Compactness exercises from Dugundji

Solution 1:

You say (under attempt Q1)

Let $y\in \bigcap_{n=1}^{\infty}f[F_n]$ which implies that there exists $x\in\bigcap_{n=1}^{\infty} F_n$ such that $f(x)=y.$

No, this would follow from $y \in f[\bigcap_{n=1}^{\infty} F_n]$ but this is not given, it's what you have to show (still).

Better attempt: for each $n$ we have that $F'_n:=f^{-1}[\{y\}] \cap F_n \neq \emptyset$, as $y \in f[F_n]$ from the intersection. Now apply the FIP property to those smaller compact sets $F'_n$.
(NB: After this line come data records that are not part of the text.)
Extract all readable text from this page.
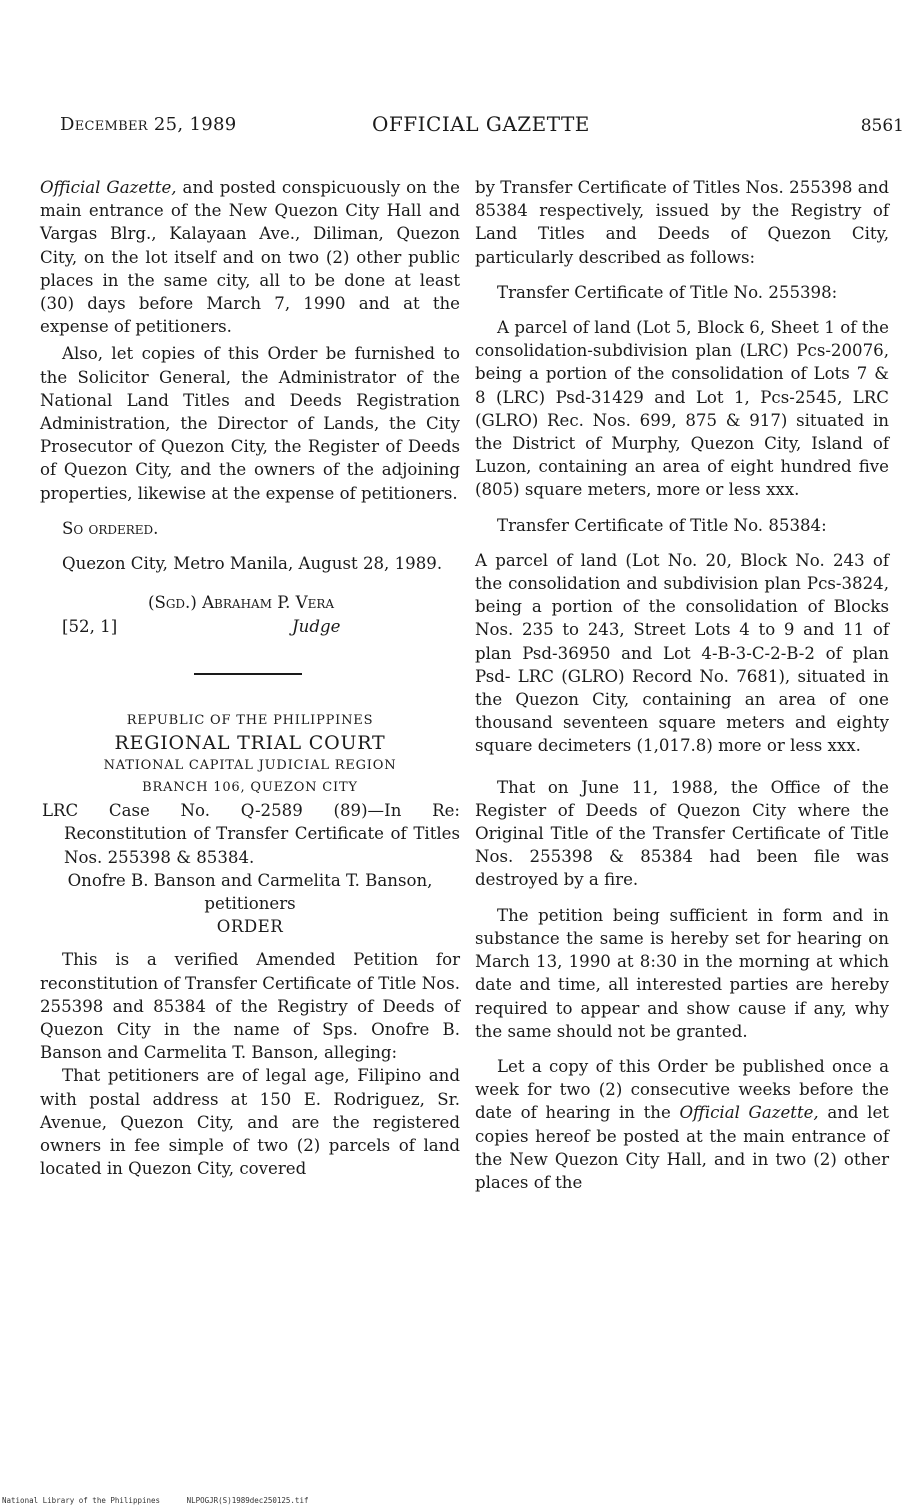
December 25, 1989	OFFICIAL GAZETTE	8561

Official Gazette, and posted conspicuously on the main entrance of the New Quezon City Hall and Vargas Blrg., Kalayaan Ave., Diliman, Quezon City, on the lot itself and on two (2) other public places in the same city, all to be done at least (30) days before March 7, 1990 and at the expense of petitioners.

Also, let copies of this Order be furnished to the Solicitor General, the Administrator of the National Land Titles and Deeds Registration Administration, the Director of Lands, the City Prosecutor of Quezon City, the Register of Deeds of Quezon City, and the owners of the adjoining properties, likewise at the expense of petitioners.

So ordered.

Quezon City, Metro Manila, August 28, 1989.

(Sgd.) Abraham P. Vera
[52, 1]	Judge
REPUBLIC OF THE PHILIPPINES
REGIONAL TRIAL COURT
NATIONAL CAPITAL JUDICIAL REGION
BRANCH 106, QUEZON CITY

LRC Case No. Q-2589 (89)—In Re: Reconstitution of Transfer Certificate of Titles Nos. 255398 & 85384.

Onofre B. Banson and Carmelita T. Banson, petitioners

ORDER

This is a verified Amended Petition for reconstitution of Transfer Certificate of Title Nos. 255398 and 85384 of the Registry of Deeds of Quezon City in the name of Sps. Onofre B. Banson and Carmelita T. Banson, alleging:

That petitioners are of legal age, Filipino and with postal address at 150 E. Rodriguez, Sr. Avenue, Quezon City, and are the registered owners in fee simple of two (2) parcels of land located in Quezon City, covered

by Transfer Certificate of Titles Nos. 255398 and 85384 respectively, issued by the Registry of Land Titles and Deeds of Quezon City, particularly described as follows:

Transfer Certificate of Title No. 255398:

A parcel of land (Lot 5, Block 6, Sheet 1 of the consolidation-subdivision plan (LRC) Pcs-20076, being a portion of the consolidation of Lots 7 & 8 (LRC) Psd-31429 and Lot 1, Pcs-2545, LRC (GLRO) Rec. Nos. 699, 875 & 917) situated in the District of Murphy, Quezon City, Island of Luzon, containing an area of eight hundred five (805) square meters, more or less xxx.

Transfer Certificate of Title No. 85384:

A parcel of land (Lot No. 20, Block No. 243 of the consolidation and subdivision plan Pcs-3824, being a portion of the consolidation of Blocks Nos. 235 to 243, Street Lots 4 to 9 and 11 of plan Psd-36950 and Lot 4-B-3-C-2-B-2 of plan Psd- LRC (GLRO) Record No. 7681), situated in the Quezon City, containing an area of one thousand seventeen square meters and eighty square decimeters (1,017.8) more or less xxx.

That on June 11, 1988, the Office of the Register of Deeds of Quezon City where the Original Title of the Transfer Certificate of Title Nos. 255398 & 85384 had been file was destroyed by a fire.

The petition being sufficient in form and in substance the same is hereby set for hearing on March 13, 1990 at 8:30 in the morning at which date and time, all interested parties are hereby required to appear and show cause if any, why the same should not be granted.

Let a copy of this Order be published once a week for two (2) consecutive weeks before the date of hearing in the Official Gazette, and let copies hereof be posted at the main entrance of the New Quezon City Hall, and in two (2) other places of the

National Library of the Philippines	NLPOGJR(S)1989dec250125.tif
For Q2 just apply Zorn's lemma to the poset of "all non-empty compact $A \subseteq X$ such that $f[A]=A$, ordered by reverse inclusion". For a chain in this poset apply the idea from Q1 to see that the intersection of the chain is an upperbound. A maximal element of this poset is as required. Doing the sequence $A_n$ will work too (but do a better job of showing the decreasingness of the $A_n$ eg by induction), but I like Zorn too. And on general principles, it's nice to use Q1 to do Q2. It's a lemma of sorts, why would you want to avoid it?